Domingo dia 18, horas depois de Miitig apresentar o seu executivo, o coronel Mohktar Fernana, comandante da polícia militar com ligações a Haftar, entrou em Tripoli à frente de uma coluna armada e tomou de assalto o edifício parlamentar, pondo em fuga os deputados.

Durante o resto do dia a cidade foi palco de tiroteios.

As tropas de Fernana terão ainda atacado milícias islamitas na capital. Há relatos de que as milícias de al-Qaaqaa e Sawaaq, as maiores em Tripoli, apoiaram Haftar, apesar de estarem sob mandato governamental.
Ameaça islamita
Os Leões do Monoteísmo prometeram fazer os apoiantes de Heftar pagar pelos ataques.

"Começaram uma guerra que vão perder," ameaçou um militante mascarado que se identificou como Abu Musab al-Arabi, num vídeo publicado no website do grupo.

No comunicado, os Leões do Monoteísmo prometeram igualmente lutar ao lado de outros grupos extremistas islâmicos alvo de Heftar.

Um responsável do Comando de Operações da Revolução Líbia, um organismo que coordena e supervisiona os grupos de milícias na capital, afirmou sob anonimato à agência APTN, que as tropas de Haftar "raptaram" cerca de 20 deputados e responsáveis governamentais. Não foi possível confirmar a informação.
Parlamento "suspenso"
Ao fim do dia de domingo, Fernana anunciou na televisão e em nome do exército, que o CNG estava suspenso e que o poder legislativo passava para as mãos do Comité dos 60, eleito em fevereiro para escrever a nova Constituição da Líbia.

Fernana garantiu também que não estava a realizar um golpe de estado e que o governo interino liderado por Abdallah Al-Thinni se mantinha em funções. Afirmou ainda ter o apoio do povo, o que foi de imediato contestado.

"O coronel Fernana está ligado às milícias de Zenten (cidade do sudoeste da Líbia) e ao general Haftar. Não representam ninguém e não têm autoridade para suspender o Parlamento" reagiu o deputado Ala Mgaryef ao jornal Le Monde.
Ofensiva de Heftar
Sexta-feira o Exército Nacional da Síria, do general Haftar, atacou grupos islamitas que procuravam controlar Bengazi, a segunda cidade líbia, numa operação que, de acordo com as autoridades, durou dois dias e se saldou por 70 mortos. Alguns relatórios apontam para o apoio da força aérea líbia à ofensiva de Haftar. Centenas de civis foram convidados a abandonar Bengazi.

Segunda-feira a violência regressou à cidade com o disparo de vários obuses na zona do aeroporto, encerrado por razões de segurança desde sexta-feira.

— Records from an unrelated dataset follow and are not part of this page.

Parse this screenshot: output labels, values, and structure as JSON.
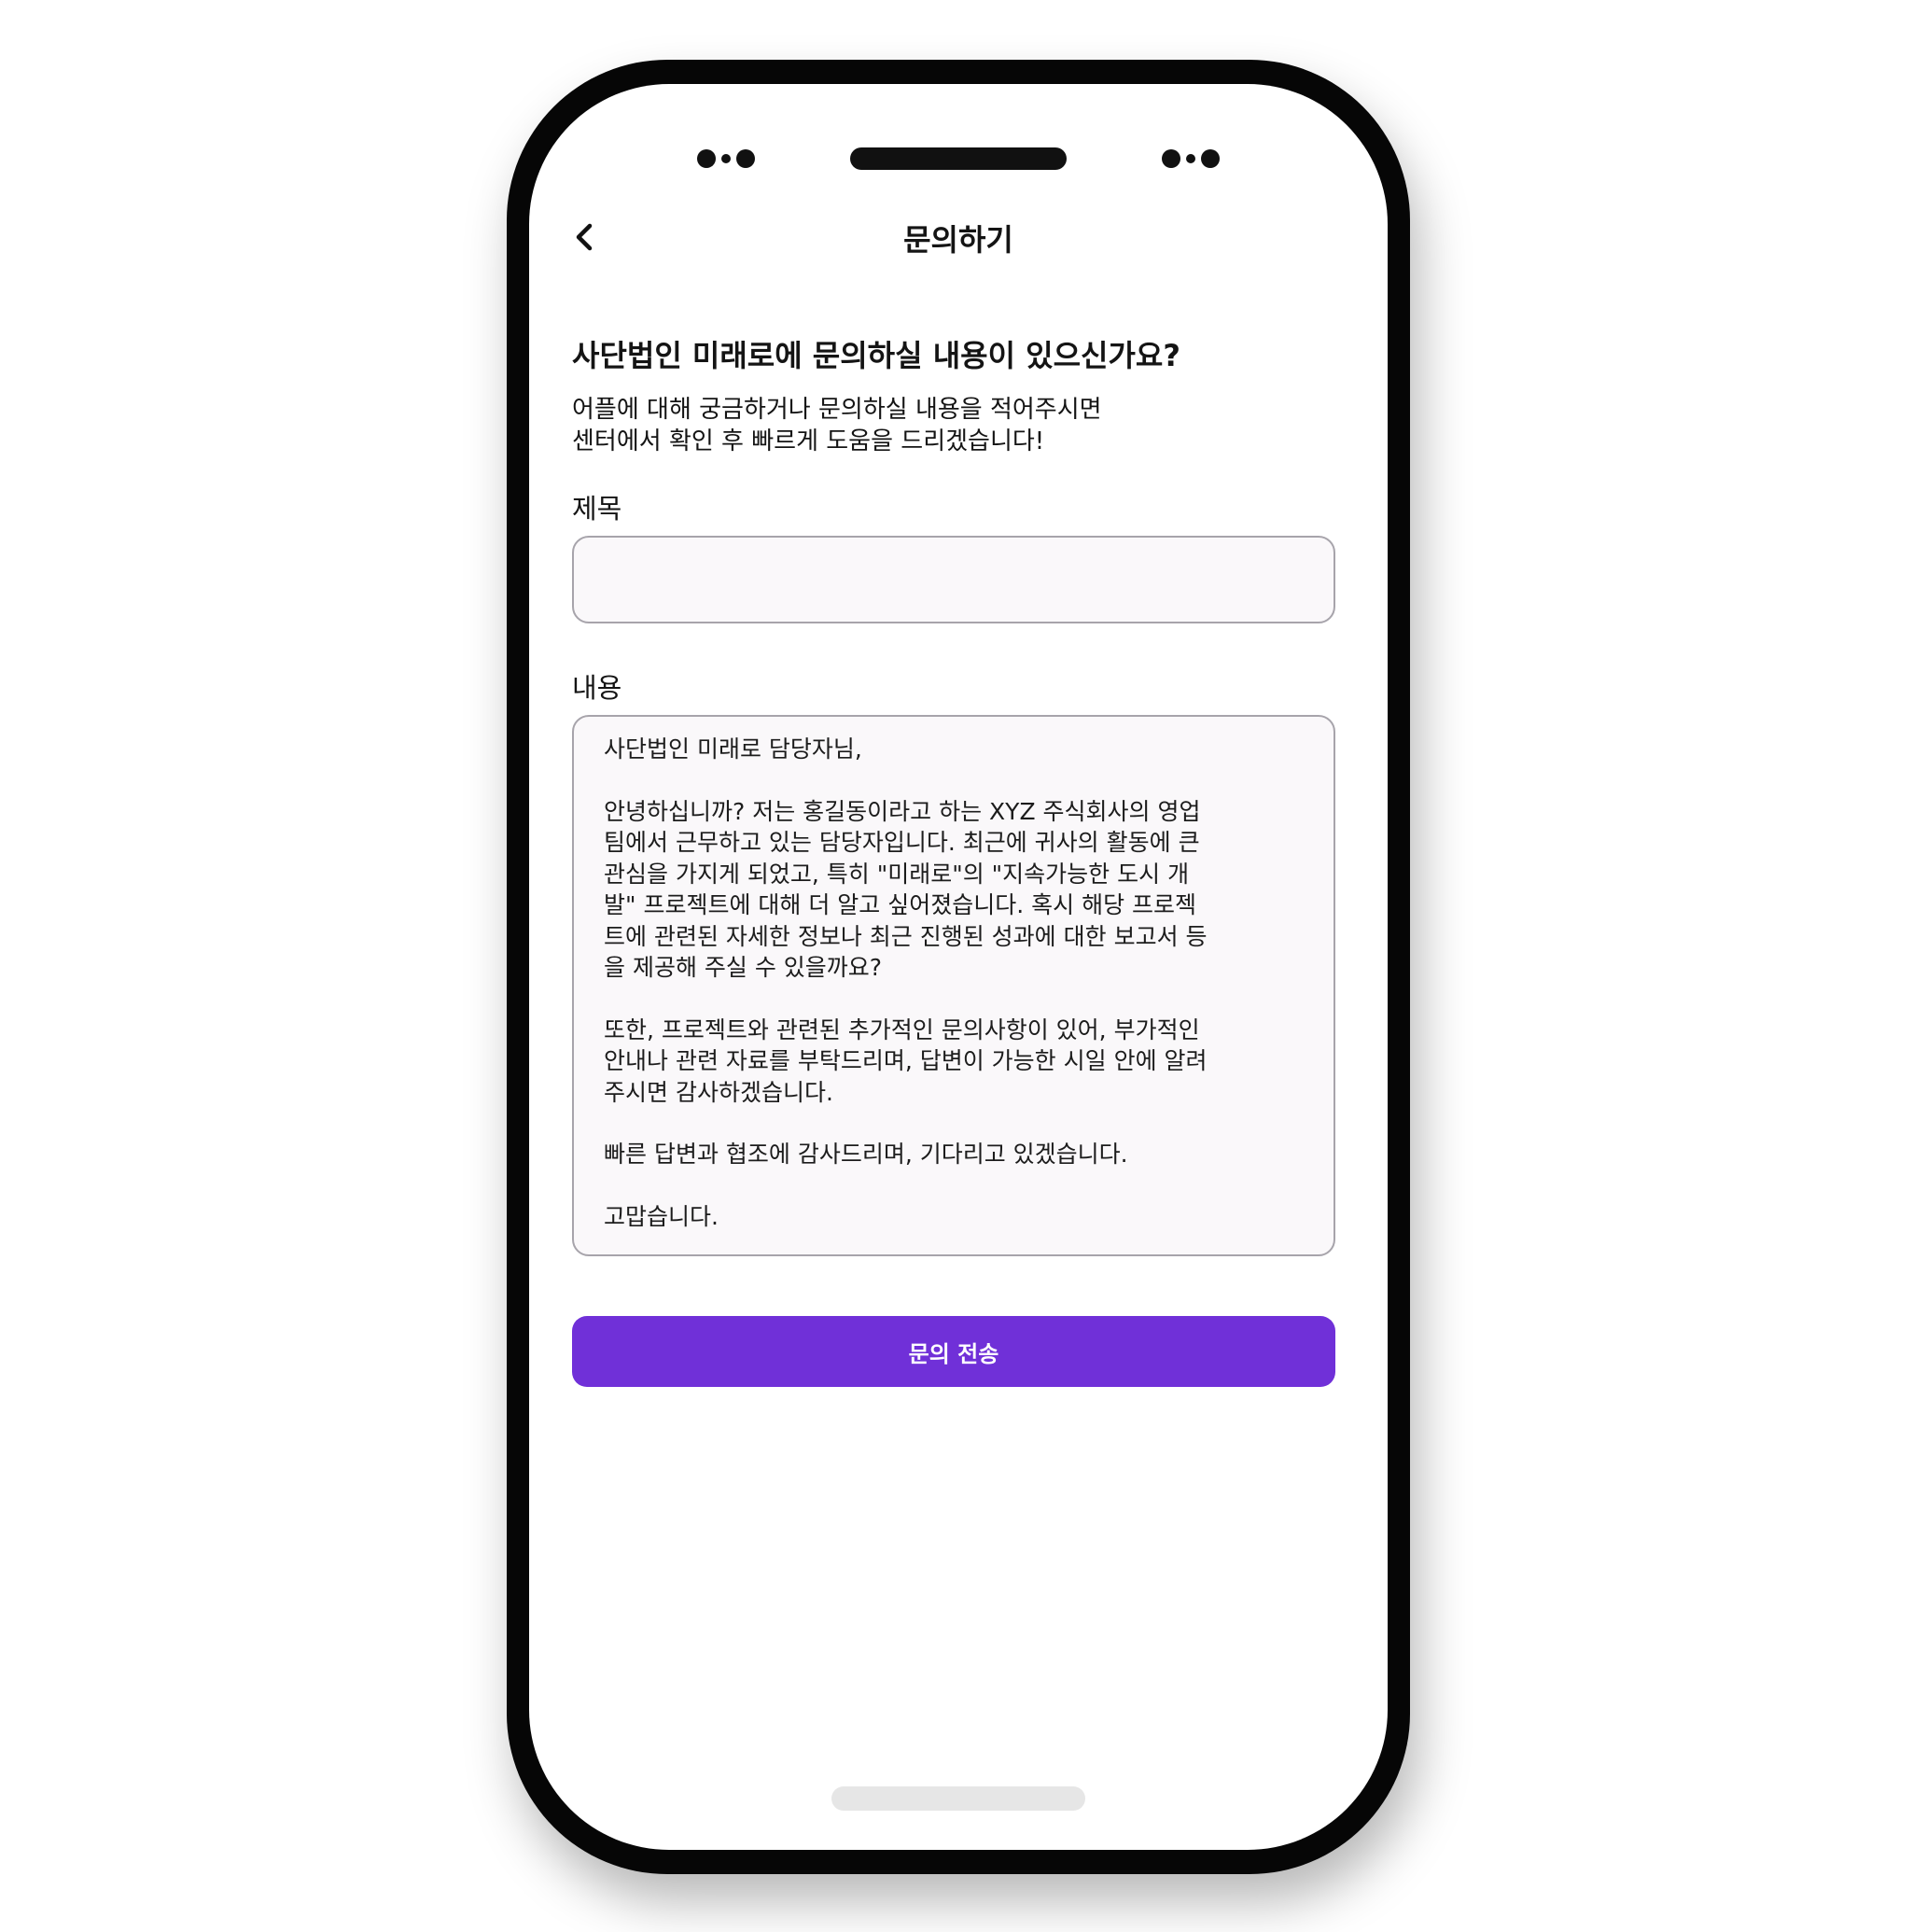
{
  "nav": {
    "title": "문의하기",
    "back_icon": "chevron-left-icon"
  },
  "intro": {
    "heading": "사단법인 미래로에 문의하실 내용이 있으신가요?",
    "description_line1": "어플에 대해 궁금하거나 문의하실 내용을 적어주시면",
    "description_line2": "센터에서 확인 후 빠르게 도움을 드리겠습니다!"
  },
  "form": {
    "title_label": "제목",
    "title_value": "",
    "content_label": "내용",
    "content_paragraphs": [
      "사단법인 미래로 담당자님,",
      "안녕하십니까? 저는 홍길동이라고 하는 XYZ 주식회사의 영업\n팀에서 근무하고 있는 담당자입니다. 최근에 귀사의 활동에 큰\n관심을 가지게 되었고, 특히 \"미래로\"의 \"지속가능한 도시 개\n발\" 프로젝트에 대해 더 알고 싶어졌습니다. 혹시 해당 프로젝\n트에 관련된 자세한 정보나 최근 진행된 성과에 대한 보고서 등\n을 제공해 주실 수 있을까요?",
      "또한, 프로젝트와 관련된 추가적인 문의사항이 있어, 부가적인\n안내나 관련 자료를 부탁드리며, 답변이 가능한 시일 안에 알려\n주시면 감사하겠습니다.",
      "빠른 답변과 협조에 감사드리며, 기다리고 있겠습니다.",
      "고맙습니다."
    ],
    "submit_label": "문의 전송"
  },
  "colors": {
    "accent": "#7030d8",
    "input_border": "#a7a4ab",
    "input_bg": "#faf8fa",
    "phone_frame": "#060606"
  }
}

Dois dias depois de Bengazi foi o assalto ao Parlamento e o anúncio da sua dissolução. Até agora é impossível perceber quem, entre as milícias e exército, apoia o general Haftar.A ofensiva de Haftar ecoa um descontentamento latente na sociedade líbia, com a ineficácia do seu Governo para impor a ordem e dominar os diferentes grupos armados. Estes governam regiões inteiras como autênticos feudos, divididos ao longo de linhas étnicas, tribais e religiosas, sem serem molestados pelo exército.

A tentativa dos islamitas de impor as suas leis e a ação dos seus grupos armados, que impede a estabilização do país, tem estado a exarcebar os secularistas líbios e grupos armados rivais que pretendem criar os seus próprios feudos.